“The measure of life is not its duration but its donation.” -Peter Marshall
There is no greater act of love than to donate an organ to someone in need. Young Tilly Coyle is living proof of the power of organ donation.
When little Tilly made her entry into this world in 2014, soon after she experienced renal failure, and at only three weeks old she was on kidney dialysis. That continued until she was 4 years old when she received a kidney from her daddy, Aidy, and she underwent that kidney transplant in October 2018.
Fast forward just under four years, and at the end of last month, Tilly was in Leeds competing for the Belfast Children’s team at The British Transplant Games in Leeds. The St Mary’s, Teemore pupil was one of eight children from Northern Ireland competing.
The journey for Tilly, her parents Aidy and Jolene, her three sisters Mia, Charlotte and Jodie, as well as extended family and friends, has been filled with emotion. From the worry to the joy, and everything else in between.
“In the beginning, Tilly wasn’t really expected to survive” recalls Jolene. “In our head, we used to think ‘get to transplant, get to transplant’. You kind of don’t think of the other side but when you see how ‘normal’ life is.
“Yes, she’s still up and down to Belfast when she goes to clinic every eight weeks to get checked over to make sure her kidney is working but, yeah, we went on our first holiday this year, it was the first year she was allowed to travel.
“You don’t think of it much day-to-day but when you see things like the Games, it really brings it home how far you’ve come.”
Prior to Tilly’s transplant, she was receiving dialysis 12 hours a night and “she had difficulty walking and she never ate until after transplant and now she’s eating, she’s drinking, she’s walking about, she’s running” said her mum.
While she admits Tilly still has “some difficulties with her mobility,” she is now able to go to school and “she has loads of wee friends and she’s going into P4 now, just a normal life that she didn’t have before. An odd trip to hospital but very few.
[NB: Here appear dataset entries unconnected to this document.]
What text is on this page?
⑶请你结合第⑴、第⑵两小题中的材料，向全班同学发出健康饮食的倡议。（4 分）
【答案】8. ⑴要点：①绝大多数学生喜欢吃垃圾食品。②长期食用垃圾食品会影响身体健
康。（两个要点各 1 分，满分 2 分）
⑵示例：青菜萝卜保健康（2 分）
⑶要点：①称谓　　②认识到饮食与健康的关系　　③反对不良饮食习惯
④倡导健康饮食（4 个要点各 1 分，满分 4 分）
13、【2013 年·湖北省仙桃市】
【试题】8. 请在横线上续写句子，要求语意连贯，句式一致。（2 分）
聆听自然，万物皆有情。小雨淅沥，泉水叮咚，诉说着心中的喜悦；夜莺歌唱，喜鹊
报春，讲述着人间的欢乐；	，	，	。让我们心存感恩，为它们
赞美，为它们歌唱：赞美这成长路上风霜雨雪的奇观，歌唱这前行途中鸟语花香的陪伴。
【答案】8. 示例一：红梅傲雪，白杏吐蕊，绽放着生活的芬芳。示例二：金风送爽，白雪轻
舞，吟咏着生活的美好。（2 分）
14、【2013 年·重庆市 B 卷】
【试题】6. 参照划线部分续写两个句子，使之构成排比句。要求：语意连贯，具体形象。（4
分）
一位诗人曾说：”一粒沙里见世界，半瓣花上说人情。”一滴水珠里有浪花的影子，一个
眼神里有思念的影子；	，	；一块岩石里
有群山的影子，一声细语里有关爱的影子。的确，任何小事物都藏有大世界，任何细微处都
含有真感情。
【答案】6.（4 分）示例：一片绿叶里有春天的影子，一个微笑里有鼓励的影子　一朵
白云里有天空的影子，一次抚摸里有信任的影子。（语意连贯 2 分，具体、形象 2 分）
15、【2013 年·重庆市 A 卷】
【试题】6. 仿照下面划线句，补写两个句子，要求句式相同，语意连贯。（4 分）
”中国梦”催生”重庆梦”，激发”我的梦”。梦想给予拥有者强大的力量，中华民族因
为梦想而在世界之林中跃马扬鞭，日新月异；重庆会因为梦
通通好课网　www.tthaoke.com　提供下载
She’s doing great, ” delights Jolene.
At The British Transplant Games the seven year-old competed in the obstacle games, the 40 metre track run, the ball throw, sports stacking and the 3K donor run which the Coyle’s did as a family.
Reflecting on the whole experience, Jolene praised the event and what it has done for her daughter;
“It was amazing for her, she was able to see she wasn’t the only one. She met other children, even though you see other children in hospital, you’re up and down at clinic, you don’t really know them. She met the seven other children that went with her and their families and she would say ‘oh they’re like me’.
“It was emotional for us, for her she probably got on with it. At the end she was like, ‘aw, I can’t wait to go next year’, it’s in Coventry next year. It was really eye-opening for her and for her sisters and really inspiring.”
Jolene also heaped praise on the Renal Unit at the Royal Victoria Hospital, whom she says; ‘without them, I don’t know, we definitely wouldn’t be where we are.’
While Tilly will have to have one and possibly two more kidney transplants during her lifetime, this young Teemore girl is the epitome of strength in the face of adversity and will no doubt show the same courage and determination with any future hurdles she has to overcome.